Syntactic reasons: No, I personally wouldn't want to use Arrow based parsers, because I dislike the arrow proc/do notation - I find it even worse than the monadic notation. My preferred notation for parsers is Applicative, and you might be able to write an Applicative parser library that does the efficient static analysis that the Arrow one does, although I freely admit that the parser libraries I commonly use don't, possibly because they want to supply a Monadic interface.
Monad:
parseTerm = do
x <- parseSubterm
o <- parseOperator
y <- parseSubterm
return $ Term x o y
Arrow:
parseTerm = proc _ -> do
x <- parseSubterm -< ()
o <- parseOperator -< ()
y <- parseSubterm -< ()
returnA -< Term x o y
Applicative:
parseTerm = Term <$> parseSubterm <*> parseOperator <*> parseSubterm
That just looks like function application using $ a few times. Mmmmm. Neat. Clear. Low syntax. Reminds me why I prefer Haskell to any imperative programming language.

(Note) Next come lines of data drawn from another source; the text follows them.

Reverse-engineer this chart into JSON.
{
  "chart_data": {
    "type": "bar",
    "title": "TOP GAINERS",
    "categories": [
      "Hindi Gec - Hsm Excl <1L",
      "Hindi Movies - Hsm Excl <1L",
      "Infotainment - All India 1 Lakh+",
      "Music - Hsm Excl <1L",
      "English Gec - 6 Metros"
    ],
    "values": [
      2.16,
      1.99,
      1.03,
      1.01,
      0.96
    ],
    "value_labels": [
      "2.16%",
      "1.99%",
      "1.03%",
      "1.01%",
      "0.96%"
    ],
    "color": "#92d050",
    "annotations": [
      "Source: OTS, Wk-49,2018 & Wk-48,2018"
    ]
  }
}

There's a Monad instance in the ArrowApply section of the Control.Arrow module, and I'll edit in (~>) instead of a for my clarity of thought. (I've left Functor in because it's silly to define Monad without Functor anyway - you should define fmap f xs = xs >>= return . f.):
newtype ArrowMonad (~>) b = ArrowMonad (() ~> b)
instance Arrow (~>) => Functor (ArrowMonad (~>)) where
fmap f (ArrowMonad m) = ArrowMonad $ m >>> arr f
instance ArrowApply (~>) => Monad (ArrowMonad (~>)) where
return x = ArrowMonad (arr (\_ -> x))
ArrowMonad m >>= f = ArrowMonad $
m >>> arr (\x -> let ArrowMonad h = f x in (h, ())) >>> app
What does that do? Well, first, ArrowMonad is a newtype instead of a type synonym just so we can make the instance without all sorts of nasty type system problems, but lets ignore that to go for conceptual clarity over compilability by substituting in as if it were type ArrowMonad (~>) b = () ~> b
instance Arrow (~>) => Functor (() ~>) where
fmap f m = m >>> arr f
(using an uncompilable type operator section (()~>) as a type constructor)
instance ArrowApply (~>) => Monad (() ~>) where
-- return :: b -> (() ~> b)
return x = arr (\_ -> x)
-- (>>=) :: ()~>a -> (a -> ()~>b ) -> ()~>b
m >>= f =
m >>> arr (\x -> (f x, ()) ) >>> app
OK, that's a bit clearer what's going on. Notice first that the correspondence between arrows and monads is between Monad m => b -> m c and Arrow (~>) => b ~> c, but the monad class doesn't involve the b in the declaration. That's why we need to supply the dummy value () in () ~> b to get things started on zero input and replicate something of type m b.
fmap where you apply a function to your ouput, is just produce the output, then run the function in arrow form: fmap f m = m >>> arr fx) is just to run the function const x in arrow form, hence return x = arr (\_ -> x).>>=, which runs a computation then uses the output as the input to a function f which can then calculate the next computation to run is: First m >>> run the first computation m, then arr (\x -> (f x, .... with the output, apply the function f , then use that arrow as the input to app which behaves as if it were the outputted arrow acting on the supplied input () as usual. Neat!